You can modify the metatemplate to support multiple highest-level elements. You can also define additional documentation elements (for example., notes, tables, and lists as well as Paras) and change the formatting. Feel free to look at the metatemplate I use. It's at http://www.txstruct.com/MetaTemplate (case is significant). This directory contains the files:

MetaEDD.edd has comments that enumerate the various changes I've made to Adobe's original metatemplate.

Working with Text Insets

While the following comments refer to the use of text insets in EDDs, they conclude by describing some bugs in FM+SGML 6.0 that are relevant to the use of FM text insets in all structured documents.

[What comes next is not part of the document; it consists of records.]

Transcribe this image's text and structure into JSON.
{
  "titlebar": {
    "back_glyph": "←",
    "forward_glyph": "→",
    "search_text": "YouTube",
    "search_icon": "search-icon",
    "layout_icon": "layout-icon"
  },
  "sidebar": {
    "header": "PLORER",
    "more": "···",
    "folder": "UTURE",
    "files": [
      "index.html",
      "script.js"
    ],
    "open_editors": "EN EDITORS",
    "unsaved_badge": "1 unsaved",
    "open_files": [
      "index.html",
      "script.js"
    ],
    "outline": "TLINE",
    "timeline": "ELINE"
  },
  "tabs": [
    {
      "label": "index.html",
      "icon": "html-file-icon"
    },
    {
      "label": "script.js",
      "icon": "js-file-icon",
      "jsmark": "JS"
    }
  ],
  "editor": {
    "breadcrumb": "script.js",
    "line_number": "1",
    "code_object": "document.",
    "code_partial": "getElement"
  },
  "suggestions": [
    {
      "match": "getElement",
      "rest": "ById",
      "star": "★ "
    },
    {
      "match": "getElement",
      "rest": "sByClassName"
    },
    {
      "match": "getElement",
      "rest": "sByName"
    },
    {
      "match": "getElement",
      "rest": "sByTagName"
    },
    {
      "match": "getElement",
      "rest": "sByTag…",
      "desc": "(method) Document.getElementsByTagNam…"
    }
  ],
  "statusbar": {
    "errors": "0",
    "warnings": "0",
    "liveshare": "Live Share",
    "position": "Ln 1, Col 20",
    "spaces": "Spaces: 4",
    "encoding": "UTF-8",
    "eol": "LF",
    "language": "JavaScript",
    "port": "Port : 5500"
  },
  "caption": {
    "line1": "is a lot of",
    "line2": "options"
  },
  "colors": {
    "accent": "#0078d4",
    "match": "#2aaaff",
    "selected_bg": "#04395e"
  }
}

At last year's FrameUsers conference, I described a tool for maintaining a set of related EDDs. A key point was using text insets for fragments of an EDD that occur multiple times. For example, numerous elements may share one or more attribute definitions or one or more format rules. Placing these definitions in text insets allows editing one copy to affect all instances, and ensures there are no inadvertent differences. Like all structured flows, a structured flow used as a text inset must have a highest-level element. This element can be any element defined in the metatemplate (i.e., in the template used by EDDs). For such flows to be valid, though, the original Adobe metatemplate must be modified to make those elements that are used as highest-level elements of text insets to be valid at the highest level.

An alternative is to define a new element, which might be called TextInset, with the general rule <ANY> to be used as the highest level element of text insets. This approach has the advantage that a TextInset element can have multiple children and hence allows a text inset to define more than one attribute or more than one format rule. The approach has disadvantages also. The metatemplate must be modified to allow the TextInset element. And an FDK client is needed to unwrap the TextInset elements before element definitions from the EDD can be imported into a template.

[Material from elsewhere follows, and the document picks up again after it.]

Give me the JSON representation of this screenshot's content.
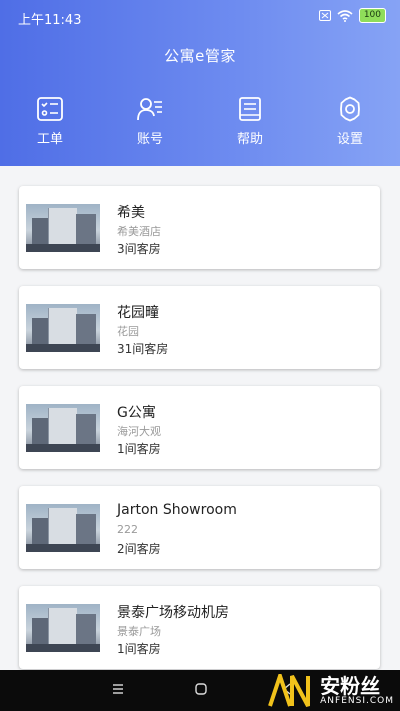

However the TextInset element should not be needed. FM+SGML automatically unwraps an element named SGMLFragment when that element is the highest-level element of a text inset. Thus, it should be possible to use SGMLFragment just as I have been using TextInset with no need to write an FDK client to unwrap it. Furthermore, since the SGMLFragment element will not appear in the main EDD, its metatemplate does not need to account for the use of SGMLFragment.

Unfortunately, FM+SGML does not seem to handle SGMLFragment correctly. Both 5.5.6 and 6.0 correctly unwrap SGMLFragment at the highest-level of a text inset when the SGMLFragment has only one child; when it has multiple children, though, SGMLFragment is simply replaced with NoName. Furthermore, FM+SGML 6.0 has a tendency to crash when such text insets are updated.